Tetanus is one of the primary concerns. The CDC recommends a tetanus booster for anyone with a penetrating or puncture wound who hasn’t been vaccinated in the last five years, or whose vaccination history is incomplete or unknown. If you’re treated for an arrow injury, expect the medical team to ask about your last tetanus shot.
Antibiotics aren’t automatically given for every puncture wound that only involves soft tissue. However, arrow injuries often involve deeper structures, contamination from the environment, or tissue damage that raises infection risk above a simple stab wound. When antibiotics are prescribed for penetrating injuries, they’re typically a short course lasting anywhere from 24 hours to several days depending on the severity. Soil contamination, which is common in outdoor hunting accidents, raises the risk of specific bacterial infections that require targeted treatment.
Wound Care After Removal
After the arrow is out, the wound track needs thorough cleaning. The standard approach is irrigation with sterile saline or clean tap water (both are equally safe for wound cleaning) using a large syringe that generates enough pressure to flush out bacteria and debris. The full depth and extent of the wound is exposed and irrigated, then irrigated again after any damaged tissue is trimmed away.
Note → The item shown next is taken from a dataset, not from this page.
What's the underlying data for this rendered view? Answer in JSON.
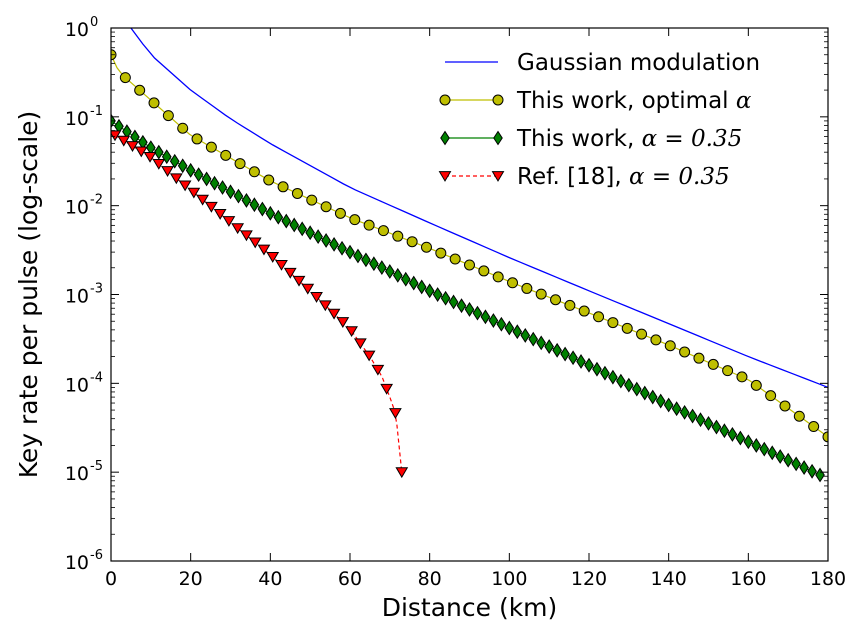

Deep arrow wounds are generally not stitched closed immediately. Sealing a deep puncture wound traps bacteria inside and dramatically increases infection risk. Instead, the wound is packed with dressing material and allowed to heal gradually from the inside out, with regular dressing changes. Shallow entry wounds may be closed once the medical team is confident the wound is clean.
Recovery time depends on what the arrow hit. A wound through soft tissue with no involvement of bone, nerves, or major vessels may heal in a few weeks. Injuries involving organs, joints, or fractures can require additional surgeries and months of rehabilitation.
Removing an Arrow From Game Animals
If you’re a hunter looking to remove an arrow from harvested game, the principles are simpler since you’re processing meat rather than preserving life. For a pass-through shot where the arrow exited the animal, retrieval is just a matter of finding the arrow on the ground. When the arrow is still embedded, push it through in the direction it was traveling rather than pulling it backward. This is especially important with broadheads, which will slice more tissue and potentially damage meat if dragged back through the wound channel. If the arrow hit bone and won’t push through, carefully cut the tissue around the shaft and work the broadhead free. Wear gloves to protect your hands from the blades.